Hay jornadas que en automovilismo marcan un antes y un después en forma lamentable ya que las pérdidas humanas pueden decir presente en el momento menos esperado. Este domingo la Fórmula 1 estuvo a un paso de la tragedia.

En la primera vuelta del Gran Premio de Bahrein se dio un espectacular accidente que por poco termina de la peor manera: el francés Romain Grosjean se tocó con la máquina del ruso Daniil Kvyat y terminó incrustado contra el guard rail en una verdadera bola de fuego.

Las imágenes que entregó la transmisión (con delay ante la gravedad del impacto) generaron temor ante una situación que pudo ser peor. La prueba se paró con bandera roja en forma inmediata y finalmente el piloto, tras varios segundos de angustia ante el impacto y el fuego posterior, salió por sus medios con apenas quemaduras en las manos y tobillos, al perder una bota de su equipo.

El fuerte golpe del Haas contra una defensa colocada en ángulo partió la contención, con el cockpit del piloto incrustado en el mismo y un sistema Halo que pudo evitar incluso la decapitación de Grosjean.

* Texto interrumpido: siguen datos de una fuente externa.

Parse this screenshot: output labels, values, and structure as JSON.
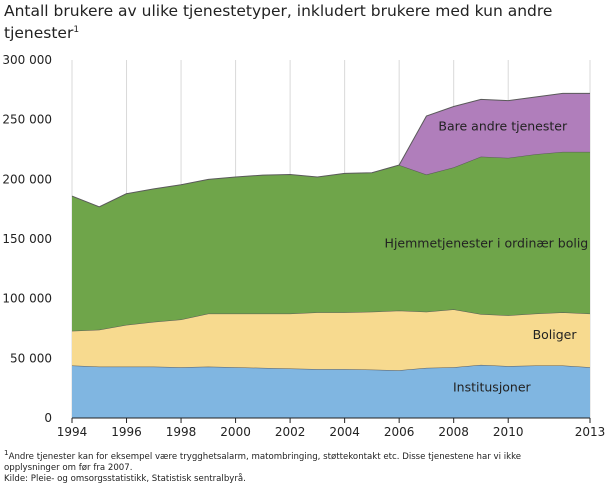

Desde FIA habrá que repensar la estrategia en esa zona, que hoy demostró una llamativa negligencia.

“Tuvo traumatismos y algunas quemaduras leves, pero está bien. Cuando uno ve algo como esto, no puede pensar más que en que esté bien el piloto. ‘¿Dónde está Romain?’, nos preguntamos. Quiero agradecer a todos los que participaron del operativo para salvarlo”, remarcó Guenther Steiner, líder del equipo Haas, en la transmisión oficial.

Luego el show continuó, y tras una hora y media de parate, y con un arreglo precario, la prueba se reanudó en Sakhir, una pista que tendrá doble fecha ya que en siete días se utilizará su dibujo periférico. Sin embargo, hoy las autoridades deberán entregar muchas explicaciones por un choque que de milagro no terminó en tragedia.